Merge Sort in Java

Last Updated on May 25, 2019 by Simanta

In this post, I will explain the Merge Sort algorithm and how to use it in Java.

Sorting is the process of arranging data in ascending or descending order. Sorting becomes necessary while searching a particular record in database, a particular telephone number in telephone directory, words in a dictionary, and so on.

In computer applications, sorting is a common operation, and there are several efficient algorithms to sort data. One such popular sorting algorithm is Merge Sort.

The Merge Sort Algorithm

Merge sort is basically a Divide and Conquer algorithm to sort a given set of elements recursively and then merge them. This algorithm runs in O(n*log n) time in all cases, where n is the number of comparisons done.

Merge sort uses not-in-place sorting. In this type of sorting, the algorithm requires extra space for comparison and temporary storage of data elements. Therefore, for merge-sort, the required space is more than or equal to the elements being sorted. This is one of the drawback of Merge sort. However, with the cost of resources getting lesser, not-in-place sorting should not be a concern unless you are going for some extremely big data computation in an environment with limited resource.

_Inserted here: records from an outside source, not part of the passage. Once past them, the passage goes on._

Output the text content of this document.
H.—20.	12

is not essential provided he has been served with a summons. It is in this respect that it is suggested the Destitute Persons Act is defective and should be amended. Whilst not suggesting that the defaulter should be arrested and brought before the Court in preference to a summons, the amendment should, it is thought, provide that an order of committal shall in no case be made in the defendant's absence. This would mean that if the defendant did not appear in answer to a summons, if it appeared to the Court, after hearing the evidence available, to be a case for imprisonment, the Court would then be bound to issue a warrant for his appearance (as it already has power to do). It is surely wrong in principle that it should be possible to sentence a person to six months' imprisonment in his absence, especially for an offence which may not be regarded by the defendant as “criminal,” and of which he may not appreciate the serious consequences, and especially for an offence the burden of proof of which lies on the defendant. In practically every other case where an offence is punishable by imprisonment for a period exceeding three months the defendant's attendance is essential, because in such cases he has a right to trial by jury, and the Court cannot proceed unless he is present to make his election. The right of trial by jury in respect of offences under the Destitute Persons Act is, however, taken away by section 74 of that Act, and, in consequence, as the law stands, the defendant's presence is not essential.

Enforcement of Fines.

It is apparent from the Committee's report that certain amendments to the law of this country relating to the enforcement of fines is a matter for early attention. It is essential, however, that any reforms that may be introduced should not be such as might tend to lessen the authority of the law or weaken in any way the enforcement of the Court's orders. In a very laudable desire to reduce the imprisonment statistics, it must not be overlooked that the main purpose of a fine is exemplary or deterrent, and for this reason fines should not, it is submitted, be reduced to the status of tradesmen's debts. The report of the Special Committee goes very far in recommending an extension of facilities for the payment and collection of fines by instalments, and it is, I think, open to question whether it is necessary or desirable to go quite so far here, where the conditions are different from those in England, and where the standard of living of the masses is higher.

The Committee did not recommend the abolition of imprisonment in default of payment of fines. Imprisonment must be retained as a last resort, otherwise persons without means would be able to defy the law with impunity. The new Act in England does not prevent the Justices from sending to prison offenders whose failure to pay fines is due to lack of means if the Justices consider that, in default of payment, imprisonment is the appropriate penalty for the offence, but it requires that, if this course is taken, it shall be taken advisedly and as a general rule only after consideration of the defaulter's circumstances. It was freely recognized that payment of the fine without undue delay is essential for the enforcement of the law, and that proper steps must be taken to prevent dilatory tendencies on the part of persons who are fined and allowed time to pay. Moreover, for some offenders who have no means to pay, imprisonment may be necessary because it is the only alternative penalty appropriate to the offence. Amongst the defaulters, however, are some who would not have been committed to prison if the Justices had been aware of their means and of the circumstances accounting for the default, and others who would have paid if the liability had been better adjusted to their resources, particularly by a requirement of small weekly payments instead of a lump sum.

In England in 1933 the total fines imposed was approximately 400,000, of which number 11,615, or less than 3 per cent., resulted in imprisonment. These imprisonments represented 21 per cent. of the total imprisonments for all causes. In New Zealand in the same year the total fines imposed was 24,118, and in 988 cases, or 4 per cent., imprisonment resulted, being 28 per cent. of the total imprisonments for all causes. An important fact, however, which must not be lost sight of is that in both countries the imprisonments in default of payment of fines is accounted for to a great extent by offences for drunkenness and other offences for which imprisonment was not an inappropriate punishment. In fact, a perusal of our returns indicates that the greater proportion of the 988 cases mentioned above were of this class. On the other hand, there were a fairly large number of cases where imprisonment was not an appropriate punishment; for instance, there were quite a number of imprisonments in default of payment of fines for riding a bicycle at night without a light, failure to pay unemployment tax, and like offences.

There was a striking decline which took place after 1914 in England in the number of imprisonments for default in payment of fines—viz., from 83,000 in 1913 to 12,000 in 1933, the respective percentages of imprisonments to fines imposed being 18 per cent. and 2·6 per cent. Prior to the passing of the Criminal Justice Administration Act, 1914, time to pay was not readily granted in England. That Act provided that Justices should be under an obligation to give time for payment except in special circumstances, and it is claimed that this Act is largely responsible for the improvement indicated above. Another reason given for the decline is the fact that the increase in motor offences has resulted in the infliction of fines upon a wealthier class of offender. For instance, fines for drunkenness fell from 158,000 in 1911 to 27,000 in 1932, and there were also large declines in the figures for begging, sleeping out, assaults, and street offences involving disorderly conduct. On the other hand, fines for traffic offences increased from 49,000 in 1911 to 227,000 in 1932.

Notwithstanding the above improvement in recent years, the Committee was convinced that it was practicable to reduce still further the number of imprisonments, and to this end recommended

To sort data, Merge Sort performs the following steps:

1. It splits the items in the collection into two collections. To do so, it takes the middle of the collection and split the collection into its left and its right part, like this.

1. The resulting collections are again split recursively until they are broke to a single item in each collection.

As you can see in this Figure, now we have single item in all the sub collections. At this point, we can say that, since each collection has only one item in it, everything is sorted.

Next, Merge sort starts merging the collections. The step of merging involves comparing two sub collections, and then appending the larger one to the end of the smaller one. This goes on, until we end up with one single, sorted collection.

When we were dividing, we were doubling the number of collections until we reached our base case of one item per collection.

Now, we’re doing the exact opposite in order to build our collection up.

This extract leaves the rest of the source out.